Monday, December 24, 2007

Selling the book, or not selling the book

Would you buy a book on smoking?

Oh no you wouldn't! Oh yes we would!

Well it is pantomime season, after all.

This was the argument we had toward the end of the presentation of my book to my fellow students. I adamantly believe that the dirty subject matter of my book is too undesirable for someone to want to own. No one would by it (should it ever become available).

I base this opinion on two things: Smoking is perceived as being 'dirty', even by smokers, and photography books don't sell well at the best of times, so on the rare when someone does by one they will plump for a beautiful landscape or architectural book.

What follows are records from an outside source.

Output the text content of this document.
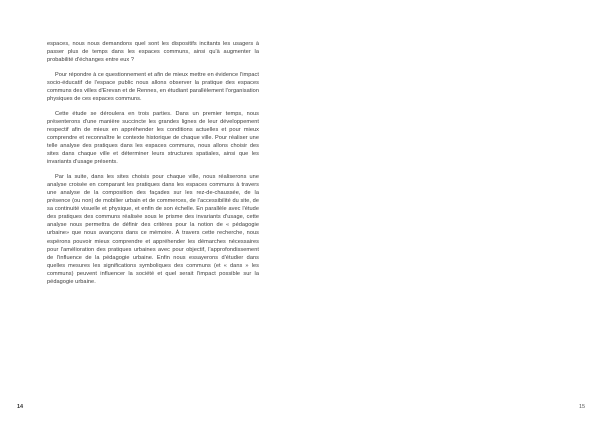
espaces, nous nous demandons quel sont les dispositifs incitants les usagers à passer plus de temps dans les espaces communs, ainsi qu'à augmenter la probabilité d'échanges entre eux ?

Pour répondre à ce questionnement et afin de mieux mettre en évidence l'impact socio-éducatif de l'espace public nous allons observer la pratique des espaces communs des villes d'Erevan et de Rennes, en étudiant parallèlement l'organisation physiques de ces espaces communs.

Cette étude se déroulera en trois parties. Dans un premier temps, nous présenterons d'une manière succincte les grandes lignes de leur développement respectif afin de mieux en appréhender les conditions actuelles et pour mieux comprendre et reconnaître le contexte historique de chaque ville. Pour réaliser une telle analyse des pratiques dans les espaces communs, nous allons choisir des sites dans chaque ville et déterminer leurs structures spatiales, ainsi que les invariants d'usage présents.

Par la suite, dans les sites choisis pour chaque ville, nous réaliserons une analyse croisée en comparant les pratiques dans les espaces communs à travers une analyse de la composition des façades sur les rez-de-chaussée, de la présence (ou non) de mobilier urbain et de commerces, de l'accessibilité du site, de sa continuité visuelle et physique, et enfin de son échelle. En parallèle avec l'étude des pratiques des communs réalisée sous le prisme des invariants d'usage, cette analyse nous permettra de définir des critères pour la notion de « pédagogie urbaine» que nous avançons dans ce mémoire. À travers cette recherche, nous espérons pouvoir mieux comprendre et appréhender les démarches nécessaires pour l'amélioration des pratiques urbaines avec pour objectif, l'approfondissement de l'influence de la pédagogie urbaine. Enfin nous essayerons d'étudier dans quelles mesures les significations symboliques des communs (et « dans » les communs) peuvent influencer la société et quel serait l'impact possible sur la pédagogie urbaine.

14	15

But my colleagues, and even my lecturers, disagreed.

The short debate which followed said I was being to dismissive of photography.

I do think sometimes these lovely people get a bit carried away with the ideology of photography. The conversation reminded me a group discussion I think I mentioned before where a few students got a bit ideological over what a glossy travel magazine should publish (though-provoking abstract images over chocolate box landscapes).

If a magazine has made it success on stunning landscape images, it is not going to use abstract travel snaps instead, however well-intentioned they are. What is superior and what is wanted by a commissioning editor are two different things. And I think the same argument applies to people buying books. You have to give them what they want, not what you want to give them.

There are dozens of amazing documentary photographers out there producing great, award-winning work. The problem is, a lot of these photographic essays are winning awards despite never having been published. There just isn't a market for them in the press or as books.

Every documentary photographer I have ever spoken to or interviewed has to carry out commercial work to earn a living, with their documentary passion nothing more than the unpaid bit extra.

I'm a big believer in thought-provoking photography, I just don't think it sells.